Le Plan Nord, c'est très bien. Mais l'avenir du Québec repose bien davantage sur la santé et le succès de sa grande région métropolitaine, qui compte pour la moitié de son économie, et qui n'a pas le dynamisme et la vigueur qu'elle devrait avoir.

Alain Dubuc, collaboration spéciale LA PRESSE

C'est ce qui a amené le directeur du Centre des études municipales du Conference Board du Canada, Mario Lefèvre, à écrire la semaine dernière que «le Québec a besoin d'un plan sud pour redonner à Montréal sa vitalité».

Le terme de «plan sud» a déjà été utilisé par l'ADQ pour parler de l'ensemble du Québec non nordique. Mais le véritable plan sud, ce serait celui qui, enfin, concentrerait les énergies sur la métropole.

Le cri d'alarme du Conference Board s'inscrit dans une démarche amorcée il y a maintenant cinq ans, qui repose sur l'idée, étayée par de nombreuses études, que les grandes villes jouent un rôle essentiel dans le développement, qu'elles sont un moteur dont le succès profite à tous. Selon l'organisme, les gouvernements, tant fédéral que provinciaux, n'investissent pas assez dans ces grandes villes pourtant essentielles à la prospérité.

Année après année, rappelle le Conference Board, la croissance économique de la région montréalaise est en deçà de ce qu'elle devrait être.

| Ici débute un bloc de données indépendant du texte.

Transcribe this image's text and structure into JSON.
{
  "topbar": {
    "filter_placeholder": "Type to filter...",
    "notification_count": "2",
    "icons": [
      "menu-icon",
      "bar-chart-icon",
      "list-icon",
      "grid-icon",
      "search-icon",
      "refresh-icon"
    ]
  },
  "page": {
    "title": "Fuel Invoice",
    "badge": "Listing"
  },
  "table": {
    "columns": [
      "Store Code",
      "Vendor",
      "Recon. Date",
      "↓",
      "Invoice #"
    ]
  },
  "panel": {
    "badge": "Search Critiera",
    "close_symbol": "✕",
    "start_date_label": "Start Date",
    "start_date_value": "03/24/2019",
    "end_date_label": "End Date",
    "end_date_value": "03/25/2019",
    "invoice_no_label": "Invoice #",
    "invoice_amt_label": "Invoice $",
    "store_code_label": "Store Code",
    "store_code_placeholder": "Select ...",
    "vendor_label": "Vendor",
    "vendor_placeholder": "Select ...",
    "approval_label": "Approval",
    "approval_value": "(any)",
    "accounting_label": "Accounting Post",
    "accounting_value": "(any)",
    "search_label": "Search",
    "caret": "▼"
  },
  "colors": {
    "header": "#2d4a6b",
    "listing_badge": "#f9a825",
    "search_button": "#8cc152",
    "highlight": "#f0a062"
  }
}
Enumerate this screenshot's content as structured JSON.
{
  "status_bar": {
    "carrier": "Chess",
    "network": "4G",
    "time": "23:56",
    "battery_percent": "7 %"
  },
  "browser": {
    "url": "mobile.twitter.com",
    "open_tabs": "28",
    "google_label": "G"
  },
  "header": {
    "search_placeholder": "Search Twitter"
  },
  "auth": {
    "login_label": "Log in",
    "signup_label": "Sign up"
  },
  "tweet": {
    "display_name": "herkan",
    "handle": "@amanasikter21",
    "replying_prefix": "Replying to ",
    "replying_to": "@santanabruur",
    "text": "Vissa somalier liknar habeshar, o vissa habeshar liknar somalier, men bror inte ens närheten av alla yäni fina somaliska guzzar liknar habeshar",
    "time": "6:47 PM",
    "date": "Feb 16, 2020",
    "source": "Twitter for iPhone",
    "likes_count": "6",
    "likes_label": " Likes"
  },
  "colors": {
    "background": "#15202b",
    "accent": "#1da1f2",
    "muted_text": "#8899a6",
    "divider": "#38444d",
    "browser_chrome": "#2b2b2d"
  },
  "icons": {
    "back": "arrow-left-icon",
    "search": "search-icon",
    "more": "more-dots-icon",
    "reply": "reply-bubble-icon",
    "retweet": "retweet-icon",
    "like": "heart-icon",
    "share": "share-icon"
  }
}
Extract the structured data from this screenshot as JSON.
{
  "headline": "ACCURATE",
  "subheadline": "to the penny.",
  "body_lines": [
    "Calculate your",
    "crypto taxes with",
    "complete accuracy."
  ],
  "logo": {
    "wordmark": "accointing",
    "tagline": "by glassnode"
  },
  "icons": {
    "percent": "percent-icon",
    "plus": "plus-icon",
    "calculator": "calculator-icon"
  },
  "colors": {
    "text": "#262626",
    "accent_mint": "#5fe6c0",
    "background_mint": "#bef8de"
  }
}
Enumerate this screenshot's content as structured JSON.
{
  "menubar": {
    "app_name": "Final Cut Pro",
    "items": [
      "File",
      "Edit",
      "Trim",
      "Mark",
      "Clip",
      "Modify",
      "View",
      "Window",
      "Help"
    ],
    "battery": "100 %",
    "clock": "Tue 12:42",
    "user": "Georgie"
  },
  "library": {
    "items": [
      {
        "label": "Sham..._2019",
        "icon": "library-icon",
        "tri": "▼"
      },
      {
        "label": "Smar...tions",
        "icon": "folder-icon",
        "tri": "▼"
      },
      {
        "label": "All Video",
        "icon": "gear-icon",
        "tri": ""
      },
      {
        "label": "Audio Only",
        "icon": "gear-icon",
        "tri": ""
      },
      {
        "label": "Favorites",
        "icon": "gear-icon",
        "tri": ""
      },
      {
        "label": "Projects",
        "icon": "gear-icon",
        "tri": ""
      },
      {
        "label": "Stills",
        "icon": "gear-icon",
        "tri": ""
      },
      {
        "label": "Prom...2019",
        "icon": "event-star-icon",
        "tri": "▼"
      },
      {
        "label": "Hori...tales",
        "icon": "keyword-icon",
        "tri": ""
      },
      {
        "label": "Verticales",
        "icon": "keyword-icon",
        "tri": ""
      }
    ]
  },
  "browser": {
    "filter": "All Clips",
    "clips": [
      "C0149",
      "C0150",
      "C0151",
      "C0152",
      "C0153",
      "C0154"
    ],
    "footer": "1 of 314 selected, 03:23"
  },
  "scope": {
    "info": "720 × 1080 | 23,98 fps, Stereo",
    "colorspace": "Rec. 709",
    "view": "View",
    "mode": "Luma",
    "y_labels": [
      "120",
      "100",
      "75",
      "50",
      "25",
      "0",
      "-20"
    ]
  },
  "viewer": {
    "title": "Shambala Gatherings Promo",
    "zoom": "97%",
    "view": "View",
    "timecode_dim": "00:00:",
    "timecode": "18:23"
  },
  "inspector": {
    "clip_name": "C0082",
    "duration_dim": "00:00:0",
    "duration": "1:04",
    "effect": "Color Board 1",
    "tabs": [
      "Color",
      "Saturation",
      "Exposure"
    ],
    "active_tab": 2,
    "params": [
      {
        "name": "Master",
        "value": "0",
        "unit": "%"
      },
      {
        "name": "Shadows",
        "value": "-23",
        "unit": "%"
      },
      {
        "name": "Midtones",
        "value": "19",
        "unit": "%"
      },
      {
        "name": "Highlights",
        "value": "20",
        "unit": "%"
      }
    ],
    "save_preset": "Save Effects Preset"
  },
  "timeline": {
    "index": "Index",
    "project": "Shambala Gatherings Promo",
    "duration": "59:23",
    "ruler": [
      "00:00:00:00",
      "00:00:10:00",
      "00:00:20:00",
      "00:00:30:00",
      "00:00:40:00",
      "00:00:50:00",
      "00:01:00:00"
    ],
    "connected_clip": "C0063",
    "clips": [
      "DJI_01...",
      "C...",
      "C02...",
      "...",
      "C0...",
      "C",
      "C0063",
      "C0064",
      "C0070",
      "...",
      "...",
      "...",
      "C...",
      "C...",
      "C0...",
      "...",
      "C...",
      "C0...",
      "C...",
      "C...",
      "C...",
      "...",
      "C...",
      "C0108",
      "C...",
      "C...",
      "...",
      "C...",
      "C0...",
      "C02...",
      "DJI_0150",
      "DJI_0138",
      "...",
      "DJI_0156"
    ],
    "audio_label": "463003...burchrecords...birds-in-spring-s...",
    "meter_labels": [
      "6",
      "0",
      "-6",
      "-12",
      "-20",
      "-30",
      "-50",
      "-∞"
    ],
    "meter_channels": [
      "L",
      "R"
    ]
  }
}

En 25 ans, cette croissance annuelle n'a dépassé la barre des 2% que 9 fois. Et seulement deux fois dans la dernière décennie.

Cette sous-performance, on la voit aussi dans les données du chômage. Des six régions urbaines du Québec, c'est dans celle de Montréal que le taux de chômage était le plus élevé en août, avec 8,5%, contre 4,7% à Québec, 6,1% à Saguenay, 5,6% à Ottawa-Gatineau, 7,9% à Trois-Rivières et 6,8% à Sherbrooke. Ça ne fait pas une locomotive bien forte.

En plus, il y a des inégalités au sein de la région montréalaise, parce que Laval et la Montérégie se portent assez bien. Dans l'île, le chômage atteint 10,0%, ce qui fait que Montréal est l'une des deux régions du Québec à faire partie du club du chômage à deux chiffres, avec la Gaspésie, qui est à 12,3%.

À qui la faute? Cette faiblesse de l'économie montréalaise, qui contribue à expliquer pourquoi le Québec, malgré tous ses atouts, a toujours un niveau de vie inférieur à celui de ses partenaires, tient à une foule de facteurs, qui remontent à loin: affaiblissement du secteur manufacturier, conséquences de nos débats politiques, retards monstrueux en infrastructures qui frappent davantage les grands centres urbains, sous-investissement chronique, incompréhension du gouvernement provincial des besoins d'une métropole, qu'on voit encore dans les services de santé, difficulté à bien intégrer une immigration qui se concentre dans la métropole. Et pour coiffer le tout, un processus de fusions et de défusions qui a affaibli la zone métropolitaine et l'a rendue ingouvernable.

Mais derrière toutes ces causes, on retrouve un problème politique récurrent. Jamais un gouvernement n'a osé vraiment aller au bâton pour Montréal, comme on l'a fait pour les régions, comment on le fait maintenant pour le Grand Nord, même si une telle initiative serait dans l'intérêt de tous les Québécois.

Jamais on n'a vu un premier ministre, avec de grands tableaux et des vidéos, décrire les vertus de Montréal, souligner avec emphase son rôle vital, proposer des projets grandioses pour assurer son avenir. Les gouvernements font certes des choses. Le ministre Raymond Bachand multiplie les efforts, les hôpitaux universitaires vont lever de terre, les travaux d'infrastructures comblent en partie les retards du passé.

Mais faire des efforts, ce n'est pas la même chose que faire un virage. Et voilà pourquoi il nous faut un plan sud.